Malaysia has awarded a contract worth $920 million to Korea Aerospace Industries (KAI) for the supply of 18 aircraft under its Fighter Lead-In Trainer-Light Combat Aircraft (FLIT-LCA) program. KAI will deliver the FA-50 Golden Eagle, a weaponised version of the T-50 trainer, in 2026. The decision was made after a competitive tender that included India’s Tejas fighter jet made by Hindustan Aeronautics Limited (HAL).
“We were short-listed for the Malaysian LCA contract. We were hopeful as we were very competitive on several criteria but unfortunately this has not gone our way,” sources in HAL said.
The FA-50 Golden Eagle was chosen due to its superior service record and reputation, having been combat-tested by the Philippine Air Force in various missions against militants, including the 2017 Marawi campaign. This operational experience is expected to be crucial for the Royal Malaysian Air Force (RMAF), which is likely to use the aircraft for air patrols and interceptions due to low availability rates of its mainstay fighters, the F/A-18 Hornet and SU-30 Flanker, and the suspension of the Multi-Role Combat Aircraft (MRCA) program over budgetary issues.
While the Tejas fighter jet has a lower price tag of about US$28 million and is more capable in areas such as range and service ceiling, the FA-50’s established brand name and proven capabilities proved to be decisive factors in Malaysia’s decision. Some 200 of the FA-50 aircraft are currently in service with South Korea, Iraq, and ASEAN members, including Indonesia, the Philippines, and Thailand. South American nation Colombia also recently placed an order for 20 FA-50s, and KAI is confident of striking an FA-50 deal with Egypt, its first venture into the African market.

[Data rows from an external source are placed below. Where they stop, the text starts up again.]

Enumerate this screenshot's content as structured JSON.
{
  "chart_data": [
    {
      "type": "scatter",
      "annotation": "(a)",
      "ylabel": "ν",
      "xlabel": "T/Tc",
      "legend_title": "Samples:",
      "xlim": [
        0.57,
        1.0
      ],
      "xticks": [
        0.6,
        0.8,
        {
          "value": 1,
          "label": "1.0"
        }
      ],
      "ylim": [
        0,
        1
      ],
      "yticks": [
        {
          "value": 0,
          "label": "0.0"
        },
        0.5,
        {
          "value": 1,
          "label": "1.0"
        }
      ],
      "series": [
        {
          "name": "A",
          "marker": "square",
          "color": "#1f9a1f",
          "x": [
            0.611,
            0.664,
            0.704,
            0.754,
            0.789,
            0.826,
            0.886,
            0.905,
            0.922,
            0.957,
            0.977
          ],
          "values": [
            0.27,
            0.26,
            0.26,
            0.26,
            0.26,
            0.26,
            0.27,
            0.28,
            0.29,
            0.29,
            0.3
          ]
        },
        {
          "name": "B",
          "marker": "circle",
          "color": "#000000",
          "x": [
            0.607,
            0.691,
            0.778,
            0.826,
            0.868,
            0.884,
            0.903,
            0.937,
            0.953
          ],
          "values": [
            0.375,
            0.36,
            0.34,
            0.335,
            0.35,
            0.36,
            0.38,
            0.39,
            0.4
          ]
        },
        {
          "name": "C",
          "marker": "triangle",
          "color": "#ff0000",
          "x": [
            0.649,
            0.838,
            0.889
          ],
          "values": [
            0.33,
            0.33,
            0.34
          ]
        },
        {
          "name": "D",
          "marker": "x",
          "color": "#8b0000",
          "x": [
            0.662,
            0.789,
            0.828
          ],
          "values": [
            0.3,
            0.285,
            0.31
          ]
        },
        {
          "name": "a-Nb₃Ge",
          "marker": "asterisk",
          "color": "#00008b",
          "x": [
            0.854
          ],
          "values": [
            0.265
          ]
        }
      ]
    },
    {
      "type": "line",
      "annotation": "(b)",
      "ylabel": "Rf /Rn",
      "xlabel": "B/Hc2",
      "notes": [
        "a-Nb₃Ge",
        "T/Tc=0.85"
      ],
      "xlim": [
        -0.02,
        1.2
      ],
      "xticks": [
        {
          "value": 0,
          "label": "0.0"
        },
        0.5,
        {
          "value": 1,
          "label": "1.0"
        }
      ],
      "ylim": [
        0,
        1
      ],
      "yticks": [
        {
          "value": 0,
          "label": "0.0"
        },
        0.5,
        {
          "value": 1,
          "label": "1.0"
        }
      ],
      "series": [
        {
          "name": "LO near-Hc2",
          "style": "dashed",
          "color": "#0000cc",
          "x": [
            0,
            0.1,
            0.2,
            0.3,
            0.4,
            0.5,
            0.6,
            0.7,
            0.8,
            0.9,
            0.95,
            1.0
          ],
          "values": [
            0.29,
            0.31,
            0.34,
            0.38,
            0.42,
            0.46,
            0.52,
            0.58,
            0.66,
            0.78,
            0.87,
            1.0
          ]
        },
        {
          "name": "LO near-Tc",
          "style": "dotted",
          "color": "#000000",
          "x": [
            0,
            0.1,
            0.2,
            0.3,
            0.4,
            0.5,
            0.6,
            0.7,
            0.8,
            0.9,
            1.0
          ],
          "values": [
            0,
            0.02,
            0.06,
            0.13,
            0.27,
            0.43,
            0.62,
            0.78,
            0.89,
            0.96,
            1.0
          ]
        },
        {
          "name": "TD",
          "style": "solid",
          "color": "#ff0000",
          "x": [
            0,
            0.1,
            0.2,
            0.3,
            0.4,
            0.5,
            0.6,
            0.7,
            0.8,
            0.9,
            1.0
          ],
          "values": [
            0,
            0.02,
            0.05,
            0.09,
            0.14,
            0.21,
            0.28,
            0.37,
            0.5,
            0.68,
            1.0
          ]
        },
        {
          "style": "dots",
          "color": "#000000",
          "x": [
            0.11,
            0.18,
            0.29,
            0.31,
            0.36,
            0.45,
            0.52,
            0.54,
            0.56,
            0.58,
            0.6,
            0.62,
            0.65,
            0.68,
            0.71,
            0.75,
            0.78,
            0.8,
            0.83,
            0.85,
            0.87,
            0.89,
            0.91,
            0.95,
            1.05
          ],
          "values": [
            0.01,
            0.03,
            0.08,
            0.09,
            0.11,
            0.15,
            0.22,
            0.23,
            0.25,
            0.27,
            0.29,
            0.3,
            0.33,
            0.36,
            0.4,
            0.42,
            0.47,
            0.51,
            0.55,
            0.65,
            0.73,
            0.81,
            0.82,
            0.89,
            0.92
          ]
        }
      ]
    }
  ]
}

The acquisition of the FA-50 marks the first step on Malaysia’s Capability Development Plan 2055 (CAP55) transformational journey. The roadmap outlines Malaysia’s plan to acquire a total of 36 aircraft under the FLIT-LCA initiative, which could potentially mean the procurement of another 18 FA-50s. As part of CAP55, the RMAF plans to streamline the types of combat aircraft from five to two (the MRCA and FLIT-LCA) to reduce operating costs.
In November 2022, Financial Express Online had reported that the deal might get bagged by the South Korean company, even though HAL had set up its first overseas office in Kuala Lumpur the capital city of Malaysia. India’s LCA was among the front runners in the race for the Royal Malaysian Air Force contract which is in the process of phasing out its old Russian MiG-29s.
Others in the race besides India and South Korea were the Sino-Pakistani JF-17 from Pakistan Aeronautical Complex and Chengdu Aircraft Corporation, the Russian Yak-130, and the Italian M-346 from Leonardo.
Other countries in the Asean region have evinced their interest in the Light Combat Aircraft. South American nation Argentina, has expressed its interest too. But there are reports in the public domain that the Chinese could bag that deal.
Reports in the public domain suggest that HAL’s reputation may have been a factor in Malaysia’s decision to select the FA-50 over the Tejas.